By then, Franklin had agreed to transfer her scholarship to Bernal's Crystallography Laboratory at Birkbeck College, where she turned her attention to the structure of plant viruses (in particular, tobacco mosaic). Rosalind took their accurate x-rays, working with a group of scientists, which included future Nobel Prize winner Aaron Klug. Her analysis of the diffraction patterns showed, among other things, that the genetic material (RNA) of the virus was integrated into its inner protective protein coat. This work included collaboration with many researchers, especially in the United States. Franklin made two lengthy trips in 1954 and 1956 and established a network of contacts across the country, including with Robley Williams, Barry Commoner and Wendell Stanley. Her experience in this area was recognized by the Royal Institute in 1956, when its director asked her to build large-scale models of rod-shaped and spherical viruses for the 1958 World Science Exhibition in Brussels.
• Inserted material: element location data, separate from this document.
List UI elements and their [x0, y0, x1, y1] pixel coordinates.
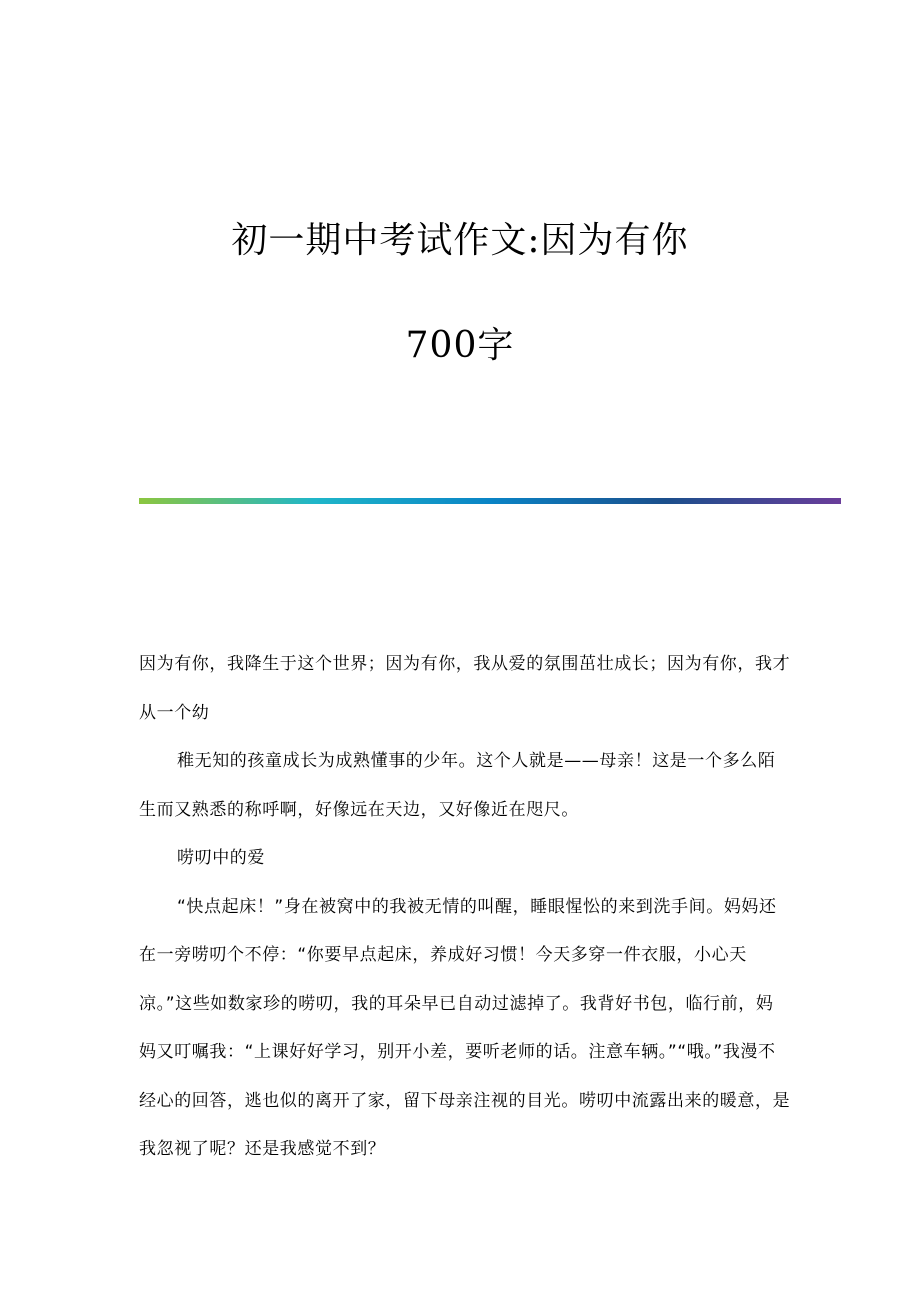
essay-paragraph-3: “快点起床！”身在被窝中的我被无情的叫醒，睡眼惺忪的来到洗手间。妈妈还在一旁唠叨个不停：“你要早点起床，养成好习惯！今天多穿一件衣服，小心天凉。”这些如数家珍的唠叨，我的耳朵早已自动过滤掉了。我背好书包，临行前，妈妈又叮嘱我：“上课好好学习，别开小差，要听老师的话。注意车辆。”“哦。”我漫不经心的回答，逃也似的离开了家，留下母亲注视的目光。唠叨中流露出来的暖意，是我忽视了呢？还是我感觉不到？ — [139, 896, 791, 1159]
document-title-wordcount: 700字 — [405, 325, 515, 366]
essay-paragraph-2: 稚无知的孩童成长为成熟懂事的少年。这个人就是——母亲！这是一个多么陌生而又熟悉的称呼啊，好像远在天边，又好像近在咫尺。 — [139, 751, 776, 820]
essay-section-heading: 唠叨中的爱 — [177, 848, 265, 868]
title-divider — [139, 489, 841, 495]
essay-paragraph-1: 因为有你，我降生于这个世界；因为有你，我从爱的氛围茁壮成长；因为有你，我才从一个幼 — [139, 654, 791, 723]
essay-body — [139, 640, 791, 1174]
document-title: 初一期中考试作文:因为有你 — [231, 220, 689, 261]
divider-gradient-bar — [139, 498, 841, 504]
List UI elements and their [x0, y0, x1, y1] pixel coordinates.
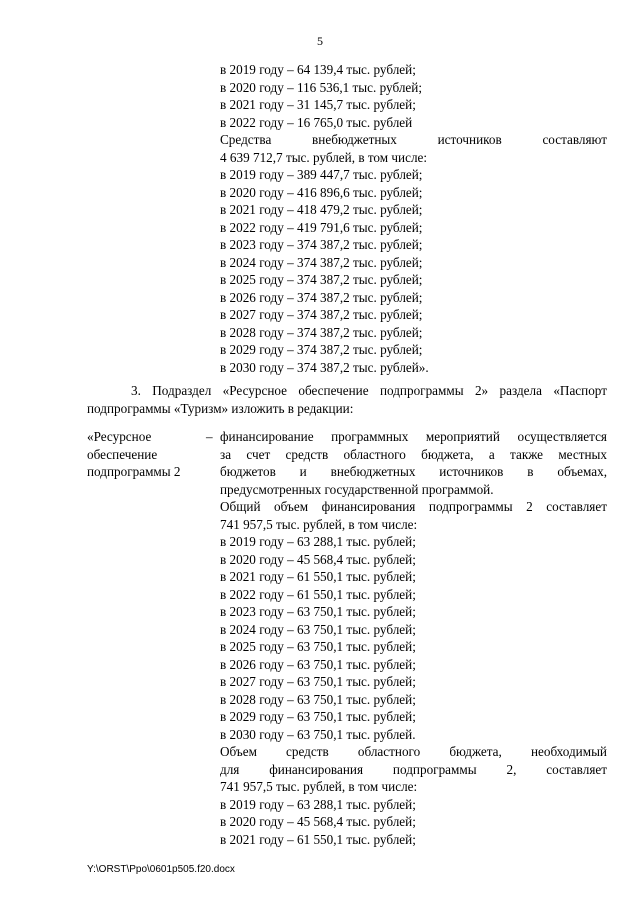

rosalind franklin scientist biography

Disease, demise and legacy

In the fall of 1956, Franklin was diagnosed with ovarian cancer. Over the next 18 months, she underwent surgery and underwent other treatment methods. She had several periods of remission during which she continued to work in her laboratory and sought funding for her research team. Rosalind Franklin, the Forgotten Lady of DNA, died in London on April 16, 1958.

Throughout her 16-year career, she has published 19 scientific articles on coal and carbon, 5 on DNA and 21 on viruses. In recent years, she has received many invitations to speak at conferences around the world. It is likely that work on viruses could finally bring a well-deserved reward and professional recognition to Rosalind Franklin, whose illness and death prevented this.

Rosalind Franklin biography photo

Role in discovering the structure of DNA

Franklin's scientific achievements in both coal chemistry and the study of the structure of viruses were significant. Her contemporaries recognized this during her lifetime and after her death. But the most close attention of the public caused its role in the discovery of the structure of DNA. Crick, Watson, and Wilkins shared the 1962 Nobel Prize in Physiology or Medicine for their work on the structure of deoxyribonucleic acid. Then no one remembered Rosalind.

Her DNA work would probably have gone unnoticed if Watson had not ridiculed her in his 1968 memoir, published under the title Double Helix. There he presented “interesting facts” about Rosalind Franklin, depicted under the name Rosie. He described her as a rude, impudent woman - a “blue stocking” who jealously guarded her data from her colleagues, even if she could not interpret them. His book turned out to be very popular, although many depicted in it, including Crick, Wilkins and Linus Pauling, were outraged by such an interpretation as most reviewers.

In 1975, Rosalind's girlfriend Anne Sayre published a biography containing angry rebuttals from Watson's statements, and Franklin's role in discovering the structure of DNA became better known. Many articles and documentaries have tried to determine the extent of her involvement in the “Double Helix Race," often portraying her as a martyr feminist, deprived of the Nobel Prize by coworkers and her early death. However, her second biographer Brenda Maddox noted that this is also a caricature that unfairly hides Rosalind Franklin herself, her contribution to the science of the outstanding scientist and chemist and her brilliant scientific career.